Interview du président du Collectif pour la Défense du Droit à l’Energie (CODDAE) M. Moustapha Kadi Oumani :
« En pareille circonstance, les Nigériens ont le devoir et l’obligation d’être solidaires avec leurs dirigeants actuels qui sont en train de gérer avec courage et détermination l’embargo économique »
M. le président, quelle lecture faites-vous de la situation actuelle du secteur de l’énergie depuis les sanctions illégalement infligées par la CEDEAO au Niger au lendemain du coup d’Etat militaire du 26 juillet 2023 ?
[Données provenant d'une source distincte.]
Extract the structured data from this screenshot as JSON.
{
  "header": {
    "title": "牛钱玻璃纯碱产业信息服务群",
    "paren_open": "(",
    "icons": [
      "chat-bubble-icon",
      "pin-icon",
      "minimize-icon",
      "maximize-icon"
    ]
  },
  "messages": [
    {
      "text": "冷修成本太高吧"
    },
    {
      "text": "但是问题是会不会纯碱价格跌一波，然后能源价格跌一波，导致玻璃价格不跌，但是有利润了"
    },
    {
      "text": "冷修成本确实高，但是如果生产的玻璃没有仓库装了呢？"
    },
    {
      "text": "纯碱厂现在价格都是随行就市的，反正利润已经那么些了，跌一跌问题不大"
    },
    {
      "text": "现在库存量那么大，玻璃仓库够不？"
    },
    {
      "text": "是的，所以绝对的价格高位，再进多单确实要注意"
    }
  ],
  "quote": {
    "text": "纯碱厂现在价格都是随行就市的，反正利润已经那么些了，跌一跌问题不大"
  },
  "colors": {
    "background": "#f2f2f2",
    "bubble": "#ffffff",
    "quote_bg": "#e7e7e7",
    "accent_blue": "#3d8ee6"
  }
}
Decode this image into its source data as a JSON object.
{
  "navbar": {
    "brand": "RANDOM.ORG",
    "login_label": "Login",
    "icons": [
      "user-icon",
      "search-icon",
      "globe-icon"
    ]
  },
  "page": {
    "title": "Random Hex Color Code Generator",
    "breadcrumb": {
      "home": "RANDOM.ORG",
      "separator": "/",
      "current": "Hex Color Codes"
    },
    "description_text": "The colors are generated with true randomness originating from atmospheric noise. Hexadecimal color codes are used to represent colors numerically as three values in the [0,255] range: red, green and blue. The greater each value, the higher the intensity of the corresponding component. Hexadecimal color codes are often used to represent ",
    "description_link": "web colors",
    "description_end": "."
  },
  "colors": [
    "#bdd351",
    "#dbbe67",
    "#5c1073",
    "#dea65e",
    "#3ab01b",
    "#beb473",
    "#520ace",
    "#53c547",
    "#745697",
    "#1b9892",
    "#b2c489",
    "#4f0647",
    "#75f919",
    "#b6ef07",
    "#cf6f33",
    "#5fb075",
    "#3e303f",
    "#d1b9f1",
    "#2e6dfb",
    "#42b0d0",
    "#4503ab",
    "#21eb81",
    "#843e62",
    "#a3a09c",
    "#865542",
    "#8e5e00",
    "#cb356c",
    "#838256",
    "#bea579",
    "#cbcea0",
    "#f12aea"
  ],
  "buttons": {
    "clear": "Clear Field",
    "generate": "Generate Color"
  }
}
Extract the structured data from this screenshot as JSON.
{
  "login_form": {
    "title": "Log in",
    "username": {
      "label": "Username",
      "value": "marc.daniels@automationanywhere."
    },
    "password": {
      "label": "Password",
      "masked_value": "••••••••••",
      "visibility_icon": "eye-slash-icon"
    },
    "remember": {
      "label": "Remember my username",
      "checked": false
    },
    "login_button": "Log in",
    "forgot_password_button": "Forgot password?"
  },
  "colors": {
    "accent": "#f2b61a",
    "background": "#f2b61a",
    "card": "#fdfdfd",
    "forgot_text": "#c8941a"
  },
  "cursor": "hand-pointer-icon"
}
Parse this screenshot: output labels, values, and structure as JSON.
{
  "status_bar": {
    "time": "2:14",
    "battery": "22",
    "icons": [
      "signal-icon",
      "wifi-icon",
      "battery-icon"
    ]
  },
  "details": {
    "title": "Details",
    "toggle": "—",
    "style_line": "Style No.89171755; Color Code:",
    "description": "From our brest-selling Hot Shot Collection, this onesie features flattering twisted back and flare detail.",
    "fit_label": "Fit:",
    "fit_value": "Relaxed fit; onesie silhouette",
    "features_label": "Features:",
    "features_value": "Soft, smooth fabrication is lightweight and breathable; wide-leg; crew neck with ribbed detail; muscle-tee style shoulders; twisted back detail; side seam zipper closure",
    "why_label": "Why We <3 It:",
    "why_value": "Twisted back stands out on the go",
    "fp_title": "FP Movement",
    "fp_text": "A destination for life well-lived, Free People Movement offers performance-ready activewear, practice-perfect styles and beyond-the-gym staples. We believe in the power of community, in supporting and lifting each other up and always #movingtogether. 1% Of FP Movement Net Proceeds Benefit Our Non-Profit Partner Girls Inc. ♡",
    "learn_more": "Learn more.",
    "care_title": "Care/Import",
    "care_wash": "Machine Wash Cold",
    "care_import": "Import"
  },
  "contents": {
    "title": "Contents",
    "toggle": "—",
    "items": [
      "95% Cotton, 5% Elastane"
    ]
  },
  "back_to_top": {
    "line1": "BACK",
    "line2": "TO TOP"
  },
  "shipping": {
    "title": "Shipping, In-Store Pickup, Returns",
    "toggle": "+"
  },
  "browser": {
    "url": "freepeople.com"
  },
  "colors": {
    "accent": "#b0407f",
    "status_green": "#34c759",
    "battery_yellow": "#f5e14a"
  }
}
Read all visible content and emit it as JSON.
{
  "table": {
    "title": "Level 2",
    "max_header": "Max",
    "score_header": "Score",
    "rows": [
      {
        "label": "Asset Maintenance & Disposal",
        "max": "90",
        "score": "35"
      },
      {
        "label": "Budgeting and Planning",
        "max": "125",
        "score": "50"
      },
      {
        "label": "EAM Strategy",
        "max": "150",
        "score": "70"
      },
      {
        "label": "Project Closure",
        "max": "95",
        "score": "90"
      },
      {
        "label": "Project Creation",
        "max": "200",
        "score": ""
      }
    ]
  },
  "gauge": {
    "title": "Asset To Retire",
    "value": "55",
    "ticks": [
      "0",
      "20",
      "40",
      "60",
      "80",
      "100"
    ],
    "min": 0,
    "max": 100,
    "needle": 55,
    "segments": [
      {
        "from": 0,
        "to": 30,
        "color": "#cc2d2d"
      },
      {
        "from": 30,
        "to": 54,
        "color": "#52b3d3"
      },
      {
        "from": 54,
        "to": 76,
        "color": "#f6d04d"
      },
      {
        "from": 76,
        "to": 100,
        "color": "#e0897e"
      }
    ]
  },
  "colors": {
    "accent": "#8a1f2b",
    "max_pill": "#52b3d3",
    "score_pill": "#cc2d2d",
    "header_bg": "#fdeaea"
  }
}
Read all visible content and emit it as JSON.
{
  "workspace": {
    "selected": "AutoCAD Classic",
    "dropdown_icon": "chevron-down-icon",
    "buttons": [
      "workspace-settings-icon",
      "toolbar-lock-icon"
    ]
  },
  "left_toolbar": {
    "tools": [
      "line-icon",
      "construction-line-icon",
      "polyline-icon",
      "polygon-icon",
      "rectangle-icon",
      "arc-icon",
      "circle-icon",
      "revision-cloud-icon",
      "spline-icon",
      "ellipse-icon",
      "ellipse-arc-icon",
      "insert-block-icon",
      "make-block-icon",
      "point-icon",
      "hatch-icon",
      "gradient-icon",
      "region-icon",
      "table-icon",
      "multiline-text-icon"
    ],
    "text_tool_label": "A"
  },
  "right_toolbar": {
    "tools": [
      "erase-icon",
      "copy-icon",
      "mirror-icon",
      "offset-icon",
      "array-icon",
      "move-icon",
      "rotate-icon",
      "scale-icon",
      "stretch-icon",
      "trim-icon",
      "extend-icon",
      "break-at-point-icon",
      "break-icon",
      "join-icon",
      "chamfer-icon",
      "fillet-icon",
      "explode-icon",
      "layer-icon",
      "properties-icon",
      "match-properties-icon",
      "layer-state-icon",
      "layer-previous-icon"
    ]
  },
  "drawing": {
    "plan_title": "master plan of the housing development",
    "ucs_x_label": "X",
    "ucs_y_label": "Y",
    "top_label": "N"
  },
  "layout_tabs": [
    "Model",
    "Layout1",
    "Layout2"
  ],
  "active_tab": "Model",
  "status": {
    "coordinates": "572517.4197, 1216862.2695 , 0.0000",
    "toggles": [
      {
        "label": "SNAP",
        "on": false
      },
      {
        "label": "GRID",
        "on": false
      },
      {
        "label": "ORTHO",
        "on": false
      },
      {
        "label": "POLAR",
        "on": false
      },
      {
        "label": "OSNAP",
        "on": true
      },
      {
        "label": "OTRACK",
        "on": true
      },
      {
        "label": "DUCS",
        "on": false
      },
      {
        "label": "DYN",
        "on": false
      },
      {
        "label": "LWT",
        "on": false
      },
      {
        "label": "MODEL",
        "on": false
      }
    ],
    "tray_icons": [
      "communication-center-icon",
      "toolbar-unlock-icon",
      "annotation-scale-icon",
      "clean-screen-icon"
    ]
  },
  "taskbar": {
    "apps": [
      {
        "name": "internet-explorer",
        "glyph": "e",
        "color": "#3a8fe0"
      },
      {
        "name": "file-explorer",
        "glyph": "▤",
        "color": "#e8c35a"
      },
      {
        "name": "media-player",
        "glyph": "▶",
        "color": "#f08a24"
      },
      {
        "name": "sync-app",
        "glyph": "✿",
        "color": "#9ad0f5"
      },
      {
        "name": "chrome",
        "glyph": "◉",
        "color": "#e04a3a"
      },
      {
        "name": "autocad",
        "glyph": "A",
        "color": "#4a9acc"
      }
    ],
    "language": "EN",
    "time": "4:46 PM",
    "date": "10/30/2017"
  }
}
C’est un grand honneur pour moi de m’exprimer dans les colonnes de votre journal pour parler de ce problème qui nous concerne tous, parce que c’est de notre patrie qu’il s’agit. Effectivement, depuis les évènements du 26 juillet 2023, le Niger fait face à un embargo économique, commercial, financier et politique décidé par les organisations d’intégration sous régionales à savoir la Communauté économique des États de l’Afrique de l’ouest (Cedeao) et l’Union économique et monétaire ouest-africaine (Uemoa). Aussitôt, le coup d’état perpétré par le Conseil national pour la sauvegarde de la patrie (Cnsp), ces organisations et leurs mentors internationaux ont brandi des menaces et pris de sévères sanctions contre le Niger. Sans nul doute, ces sanctions sont parmi les plus sévères jamais infligées à un Etat souverain et n’ont qu’un seul but : étouffer, asphyxier et isoler totalement notre pays.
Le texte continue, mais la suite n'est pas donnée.